Lias Blick wandert erneut zum Grab. Ein kurzer Ausdruck von Scham huscht über ihr Gesicht – ein Gefühl, das ich nur zu gut kenne. Dann schaut sie wieder zu mir. »Mama sagt, man spricht nicht schlecht über Tote.« Ich nicke und warte; mehr kann ich gerade nicht tun. »Aber sie sagt auch, dass du nicht immer glücklich warst, als Tante Eva und Milan noch lebten.«

Wieder nicke ich, überrascht darüber, dass meine Schwester ihrer Tochter so etwas erzählt. Schließlich ist es normal: Niemand ist in einer Beziehung immer nur glücklich. Man wächst an den Herausforderungen oder scheitert daran.

»Mein Papa interessiert sich nicht für uns.«

Verwirrt über den plötzlichen Themenwechsel runzele ich die Stirn. »Das weißt du doch nicht genau«, murmele ich, obwohl ich insgeheim ihre Meinung teile. Dennoch möchte ich nicht zu viel dazu sagen; über Benjamin kann ich einfach nicht gut sprechen. Er weiß nicht, was er verpasst – wie unglaublich seine Kinder sind.

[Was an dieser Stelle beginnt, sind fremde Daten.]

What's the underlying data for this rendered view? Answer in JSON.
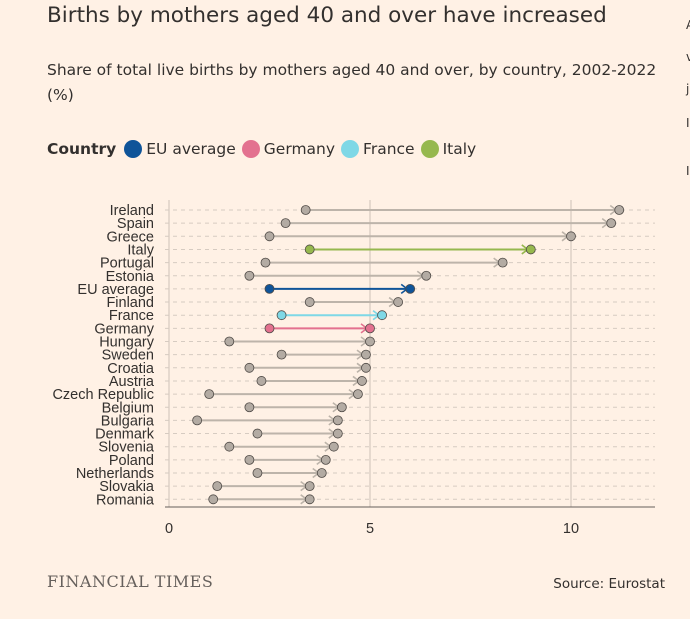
{
  "title": "Births by mothers aged 40 and over have increased",
  "subtitle": "Share of total live births by mothers aged 40 and over, by country, 2002-2022 (%)",
  "legend": {
    "title": "Country",
    "items": [
      {
        "label": "EU average",
        "color": "#0f5499"
      },
      {
        "label": "Germany",
        "color": "#e3718f"
      },
      {
        "label": "France",
        "color": "#7fd8e6"
      },
      {
        "label": "Italy",
        "color": "#96b84e"
      }
    ]
  },
  "source": "Source: Eurostat",
  "brand": "FINANCIAL TIMES",
  "edge_fragments": [
    "A",
    "v",
    "j",
    "I",
    "I"
  ],
  "colors": {
    "background": "#fff1e5",
    "default_series": "#bdb4aa",
    "default_marker": "#b3aba3",
    "eu_average": "#0f5499",
    "germany": "#e3718f",
    "france": "#7fd8e6",
    "italy": "#96b84e"
  },
  "chart_data": {
    "type": "dumbbell",
    "title": "Births by mothers aged 40 and over have increased",
    "xlabel": "",
    "ylabel": "",
    "xlim": [
      0,
      12
    ],
    "xticks": [
      0,
      5,
      10
    ],
    "series_names": [
      "2002",
      "2022"
    ],
    "categories": [
      "Ireland",
      "Spain",
      "Greece",
      "Italy",
      "Portugal",
      "Estonia",
      "EU average",
      "Finland",
      "France",
      "Germany",
      "Hungary",
      "Sweden",
      "Croatia",
      "Austria",
      "Czech Republic",
      "Belgium",
      "Bulgaria",
      "Denmark",
      "Slovenia",
      "Poland",
      "Netherlands",
      "Slovakia",
      "Romania"
    ],
    "rows": [
      {
        "label": "Ireland",
        "start": 3.4,
        "end": 11.2,
        "highlight": ""
      },
      {
        "label": "Spain",
        "start": 2.9,
        "end": 11.0,
        "highlight": ""
      },
      {
        "label": "Greece",
        "start": 2.5,
        "end": 10.0,
        "highlight": ""
      },
      {
        "label": "Italy",
        "start": 3.5,
        "end": 9.0,
        "highlight": "italy"
      },
      {
        "label": "Portugal",
        "start": 2.4,
        "end": 8.3,
        "highlight": ""
      },
      {
        "label": "Estonia",
        "start": 2.0,
        "end": 6.4,
        "highlight": ""
      },
      {
        "label": "EU average",
        "start": 2.5,
        "end": 6.0,
        "highlight": "eu_average"
      },
      {
        "label": "Finland",
        "start": 3.5,
        "end": 5.7,
        "highlight": ""
      },
      {
        "label": "France",
        "start": 2.8,
        "end": 5.3,
        "highlight": "france"
      },
      {
        "label": "Germany",
        "start": 2.5,
        "end": 5.0,
        "highlight": "germany"
      },
      {
        "label": "Hungary",
        "start": 1.5,
        "end": 5.0,
        "highlight": ""
      },
      {
        "label": "Sweden",
        "start": 2.8,
        "end": 4.9,
        "highlight": ""
      },
      {
        "label": "Croatia",
        "start": 2.0,
        "end": 4.9,
        "highlight": ""
      },
      {
        "label": "Austria",
        "start": 2.3,
        "end": 4.8,
        "highlight": ""
      },
      {
        "label": "Czech Republic",
        "start": 1.0,
        "end": 4.7,
        "highlight": ""
      },
      {
        "label": "Belgium",
        "start": 2.0,
        "end": 4.3,
        "highlight": ""
      },
      {
        "label": "Bulgaria",
        "start": 0.7,
        "end": 4.2,
        "highlight": ""
      },
      {
        "label": "Denmark",
        "start": 2.2,
        "end": 4.2,
        "highlight": ""
      },
      {
        "label": "Slovenia",
        "start": 1.5,
        "end": 4.1,
        "highlight": ""
      },
      {
        "label": "Poland",
        "start": 2.0,
        "end": 3.9,
        "highlight": ""
      },
      {
        "label": "Netherlands",
        "start": 2.2,
        "end": 3.8,
        "highlight": ""
      },
      {
        "label": "Slovakia",
        "start": 1.2,
        "end": 3.5,
        "highlight": ""
      },
      {
        "label": "Romania",
        "start": 1.1,
        "end": 3.5,
        "highlight": ""
      }
    ]
  }
}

»Doch! Weil ich ihm Briefe geschrieben habe.«

»Moment mal, was?«

»Ich habe in Mamas Notizbuch seine Adresse gefunden und ihm geschrieben – mehrmals! Aber er hat nie geantwortet.«

»Das ist ...« Wieder fehlen mir die Worte für das, was sie mir erzählt. Ich war oft sprachlos, aber heute ...

»Ich war sauer und wollte von Mama wissen, warum wir nicht bei ihm sind. Warum er nicht antwortet. Warum hat er mich nicht lieb?« Meine Nichte kämpft erneut mit den Tränen und wischt sie hastig mit dem Handrücken weg. Ihre Augen funkeln wütend und ich bin stumm vor Betroffenheit.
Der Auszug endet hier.